The reason PC powers do more and more damage is because they are attacking things that take relevant damage from those attacks being more practiced and precise. Arrows aren't suddenly hitting harder, they're hitting better, but that doesn't apply if a ranger is trying to bow a stone wall to death.

Oh, and:

Player: "I blast down this wall with magic missile, lol."
DM: "No."
 

Weapons can't be used to demolish solid stone; period. They break rather nastily if you hit a tree with them (I have seen this a few times now) let alone something more solid.

Hitting a stone wall with a sledgehammer is not the same as hitting solid stone; the mortar crumbles very easily with any wall whereas the solid stone just throws all the energy back at you and severely damages the obkect attacking it.

Also, metal weapons are made of very brittle steel along the edges whilst the "blades" tend to be flexible; hit something hard with them and you would ruin them permanently.

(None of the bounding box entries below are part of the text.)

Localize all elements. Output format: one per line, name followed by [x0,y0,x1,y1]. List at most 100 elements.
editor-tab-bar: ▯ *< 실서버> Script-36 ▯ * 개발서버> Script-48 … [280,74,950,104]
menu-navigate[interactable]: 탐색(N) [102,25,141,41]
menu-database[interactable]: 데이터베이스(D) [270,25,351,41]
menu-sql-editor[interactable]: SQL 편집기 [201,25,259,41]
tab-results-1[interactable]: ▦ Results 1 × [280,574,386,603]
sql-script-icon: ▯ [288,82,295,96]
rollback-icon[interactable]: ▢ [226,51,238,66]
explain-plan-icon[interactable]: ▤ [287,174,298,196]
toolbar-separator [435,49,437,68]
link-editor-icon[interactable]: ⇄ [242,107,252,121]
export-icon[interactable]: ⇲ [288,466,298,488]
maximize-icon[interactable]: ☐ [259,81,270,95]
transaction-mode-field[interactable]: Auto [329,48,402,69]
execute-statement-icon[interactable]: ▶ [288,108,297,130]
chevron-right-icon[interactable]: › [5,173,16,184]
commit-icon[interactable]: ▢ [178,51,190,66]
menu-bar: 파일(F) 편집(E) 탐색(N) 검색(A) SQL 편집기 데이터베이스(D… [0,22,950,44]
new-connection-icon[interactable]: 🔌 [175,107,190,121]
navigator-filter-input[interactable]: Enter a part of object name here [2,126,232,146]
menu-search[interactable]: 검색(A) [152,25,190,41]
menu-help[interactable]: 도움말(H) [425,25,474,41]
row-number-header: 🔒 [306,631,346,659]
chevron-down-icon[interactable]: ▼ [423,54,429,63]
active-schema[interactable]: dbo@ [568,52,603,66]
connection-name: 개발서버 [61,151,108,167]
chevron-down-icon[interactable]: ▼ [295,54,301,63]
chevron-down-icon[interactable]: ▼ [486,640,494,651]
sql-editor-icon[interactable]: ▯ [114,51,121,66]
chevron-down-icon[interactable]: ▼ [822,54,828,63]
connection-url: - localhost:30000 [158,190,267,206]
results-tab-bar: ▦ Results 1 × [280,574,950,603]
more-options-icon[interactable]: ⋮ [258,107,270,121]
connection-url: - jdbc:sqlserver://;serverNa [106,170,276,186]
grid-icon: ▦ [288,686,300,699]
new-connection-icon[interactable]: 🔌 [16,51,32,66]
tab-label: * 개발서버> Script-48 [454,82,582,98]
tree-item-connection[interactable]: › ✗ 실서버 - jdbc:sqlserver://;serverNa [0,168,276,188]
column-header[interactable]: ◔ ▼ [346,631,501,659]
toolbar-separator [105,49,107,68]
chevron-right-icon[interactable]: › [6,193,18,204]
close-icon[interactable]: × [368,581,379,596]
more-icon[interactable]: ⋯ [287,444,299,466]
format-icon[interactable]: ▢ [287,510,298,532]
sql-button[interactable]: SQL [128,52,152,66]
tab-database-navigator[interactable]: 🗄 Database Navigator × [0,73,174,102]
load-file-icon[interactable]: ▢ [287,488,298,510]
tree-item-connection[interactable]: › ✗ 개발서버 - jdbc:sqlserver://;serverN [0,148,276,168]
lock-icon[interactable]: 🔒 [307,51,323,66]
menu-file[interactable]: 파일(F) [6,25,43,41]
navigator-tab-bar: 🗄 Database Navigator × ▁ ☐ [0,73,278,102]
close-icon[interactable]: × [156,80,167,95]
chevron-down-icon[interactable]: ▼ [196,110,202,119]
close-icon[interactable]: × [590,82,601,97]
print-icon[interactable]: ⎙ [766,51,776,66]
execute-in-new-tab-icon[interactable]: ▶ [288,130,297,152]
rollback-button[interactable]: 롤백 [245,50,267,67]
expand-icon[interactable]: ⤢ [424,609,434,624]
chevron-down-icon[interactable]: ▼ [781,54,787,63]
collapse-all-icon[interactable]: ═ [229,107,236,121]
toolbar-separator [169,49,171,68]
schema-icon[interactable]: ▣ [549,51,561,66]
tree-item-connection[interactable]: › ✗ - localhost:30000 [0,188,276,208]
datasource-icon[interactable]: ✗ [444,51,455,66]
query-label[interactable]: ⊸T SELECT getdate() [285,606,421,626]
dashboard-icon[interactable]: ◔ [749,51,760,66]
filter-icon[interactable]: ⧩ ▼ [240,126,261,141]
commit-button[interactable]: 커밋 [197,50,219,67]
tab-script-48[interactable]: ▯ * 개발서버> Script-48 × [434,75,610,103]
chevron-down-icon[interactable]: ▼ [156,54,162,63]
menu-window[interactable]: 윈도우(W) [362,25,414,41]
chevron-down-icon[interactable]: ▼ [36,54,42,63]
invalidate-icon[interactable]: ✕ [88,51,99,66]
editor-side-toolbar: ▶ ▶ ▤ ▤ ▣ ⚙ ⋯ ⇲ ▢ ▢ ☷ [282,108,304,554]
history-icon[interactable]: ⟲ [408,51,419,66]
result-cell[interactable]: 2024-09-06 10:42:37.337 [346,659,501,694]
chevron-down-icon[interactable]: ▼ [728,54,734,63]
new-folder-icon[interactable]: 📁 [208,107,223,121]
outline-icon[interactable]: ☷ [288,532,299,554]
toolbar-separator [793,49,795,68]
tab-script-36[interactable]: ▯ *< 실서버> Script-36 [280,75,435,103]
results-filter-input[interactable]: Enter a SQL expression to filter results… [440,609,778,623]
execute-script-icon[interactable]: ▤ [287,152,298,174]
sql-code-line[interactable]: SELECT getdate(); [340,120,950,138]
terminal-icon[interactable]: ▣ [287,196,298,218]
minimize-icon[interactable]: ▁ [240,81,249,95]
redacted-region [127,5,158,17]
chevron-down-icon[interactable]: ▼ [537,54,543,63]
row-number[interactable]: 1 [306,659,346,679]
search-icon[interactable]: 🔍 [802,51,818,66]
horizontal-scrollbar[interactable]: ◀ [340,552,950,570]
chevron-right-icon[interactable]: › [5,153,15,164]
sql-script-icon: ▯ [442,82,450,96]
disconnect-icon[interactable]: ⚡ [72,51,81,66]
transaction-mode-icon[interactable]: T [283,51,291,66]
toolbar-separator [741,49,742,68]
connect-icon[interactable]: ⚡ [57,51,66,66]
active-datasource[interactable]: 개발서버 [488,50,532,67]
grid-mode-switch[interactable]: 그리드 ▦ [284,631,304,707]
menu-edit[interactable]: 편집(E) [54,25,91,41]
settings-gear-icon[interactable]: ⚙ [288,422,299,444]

Before explosives, some stone materials were virtually IMPOSSIBLE to cut through by hand (for this read so difficult that it was not worth bothering). Therefore most mining was through softer rocks. The rock stone-henge is made out of (sarcen) is SO hard that the only way to dress it was to get a head-sized lump of sarcen in an A frame and just spend all day banging it against the big stone (for MONTHS if not years).

I can't see that this is possible for adventurers.

I think that there are many occasions, no matter what WoTC would like, where the DM has to adjudicate and overule the rule set where players are trying to take it into places where it breaks down.

So only let "mining" happen if you want it in your game; it is NOT realistic, but hey, this is gaming!
 

Family said:
That's funny because I was once a member of a party that colapsed a wizards tower...the whole thing...less loot and experience, but the memory was worth it.

(DM just used the same floor plan and other prep (inverted) as our next dungeon, but boy was he gobsmacked by our plan).

Pick of Earth Parting in 2E.

<3
 

Well, it took me about three hours to bust up and cart away a two-brick thick shell about 3' x 6' x 2'. It was pretty fun, actually. Now, the brick does crush more than stone, but I figure that someone in better shape and with a magical implement could do a pretty good job on a foot thick stone wall.

That said, I certainly wouldn't allow any serious mining to occur in a dungeon without attacking a lot of monster attention. It takes a lot of time, particularly without modern tools. Or, magic.